At the beginning of August, our children’s school finally made the announcement. They would be going remote during the fall term. We live in Oregon, and classes wouldn’t start until the middle of September. We knew our son would be okay with his laptop, but our daughter — she was going to need something for online classes. So we went online, and ordered a Chromebook that fit our budget. No big deal. But then three days later our son’s laptop suddenly crashed, and we found ourselves shopping again. Only this time, it wasn’t nearly as easy.
The Chromebook we ordered for our daughter was on back-order, along with any other laptop that was within our price range. Most Chromebooks read “out of stock,” and the few that didn’t, the delivery date was well into 2021. Naturally, with all the stress of moving everything online, we started to panic.
We called local stores in our area, and each store gave us a chuckle, like they’ve heard this question all day, and replied with “I’m sorry, we’re sold out.” They didn’t know when they would get more, and as it turns out, what we were facing was a four-alarm computer shortage.
Now, I fully acknowledge that it’s a privilege to be able to afford a computer for each of my children in the first place.
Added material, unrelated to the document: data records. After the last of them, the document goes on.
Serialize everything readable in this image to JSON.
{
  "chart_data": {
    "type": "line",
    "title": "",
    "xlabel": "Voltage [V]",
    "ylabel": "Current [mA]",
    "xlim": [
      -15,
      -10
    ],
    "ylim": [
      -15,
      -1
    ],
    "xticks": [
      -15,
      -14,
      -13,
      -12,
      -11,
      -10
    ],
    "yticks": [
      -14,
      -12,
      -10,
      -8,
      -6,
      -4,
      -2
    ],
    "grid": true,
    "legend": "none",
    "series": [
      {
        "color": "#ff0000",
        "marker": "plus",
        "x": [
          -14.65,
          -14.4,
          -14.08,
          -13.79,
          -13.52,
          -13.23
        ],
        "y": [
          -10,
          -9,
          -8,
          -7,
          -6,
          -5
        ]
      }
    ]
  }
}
But even school districts that are trying to secure computers for their lower income families and other families in need are running into issues acquiring them.
According to a recent investigation by the Associated Press, laptops of all types are in short supply.
“The world’s three biggest computer companies, Lenovo, HP and Dell, have told school districts they have a shortage of nearly 5 million laptops, in some cases exacerbated by Trump administration sanctions on Chinese suppliers, according to interviews with over two dozen U.S. schools, districts in 15 states, suppliers, computer companies and industry analysts,” the AP writes.
I think most of us can agree that it’s been a long, painful year. It feels like this has been an eternal summer of being stuck in the house with my kiddos, them asking for snacks and longing for friends; all the while, I’m working from home and struggling to stay employed. And as much as I support our school’s decision to go remote, that doesn’t make repeating the madness of spring 2020 any less stressful — and adding a laptop shortage on top of that isn’t helping.
In so many situations like this, the kids who are really suffering are the ones at the bottle of the income bracket. Tom Baumgarten, superintendent of the Morongo County School District in California’s Mojave Desert, said to the Associated Press, “[It’s] going to be like asking an artist to paint a picture without paint. You can’t have a kid do distance learning without a computer.”
In his school district, all 8,000 students qualify for free lunch and most need computers for distance learning. Understandably, he is stressed. Baumgarten was set to order 5,000 Lenovo Chromebooks in July when his vendor called him and said Lenovo was expecting a massive delay. So he switched to HPs and was told they would arrive in time for the first day of school on August 26. The delivery date then changed to September, then October. And Baumgarten isn’t alone. Nationwide, delivery dates for computers are becoming a moving target.
My day job is at a university, and during the summer I ran an online bridge program for incoming freshmen. We reached out to each student to see if they had the proper technology to fully participate, and what we found was that many low income students did have a computer in the home, but it was a family computer. Their father or mother might need it for work, preventing them from having access all the time, particularly when we were having live classes where the student needed to be in attendance. And when I asked these students how they participated in online high school, the story was always the same: “The school loaned me a Chromebook. If they hadn’t, I probably would have failed my final semester of high school.”
Clearly, many students will be in the same pinch this fall, living in a tug of war with other family members over available technology, setting them up for a real struggle to succeed in online classes.
With my own story, we did get lucky. Now keep in mind in my computer searching experience, not all computers were sold out; many higher-end computers that were out of our price range were still available. It was the lower- to middle-range computers that were out of stock, or had long wait times on delivery. After searching the web and local stores for two days, we finally thought of checking Fred Meyer, a place we usually went to for groceries, and didn’t even realize they had a small technology section in the front of the store. Casting a wider net and including more stores — even smaller retailers — in your search is one of the suggestions put forth by Consumer Reports, in addition to setting up in-stock email alerts, being flexible about brands and specifications, and buying refurbished.
Fortunately, Fred Meyer did have two different models of Chromebooks available. The reviews weren’t as good as the one we picked up for our daughter, and the price was more than we wanted to pay, but after searching and searching, we were just grateful to find one that would allow our son to fully participate in his online classes.
Still, I can’t help but realize that many parents will not be so lucky.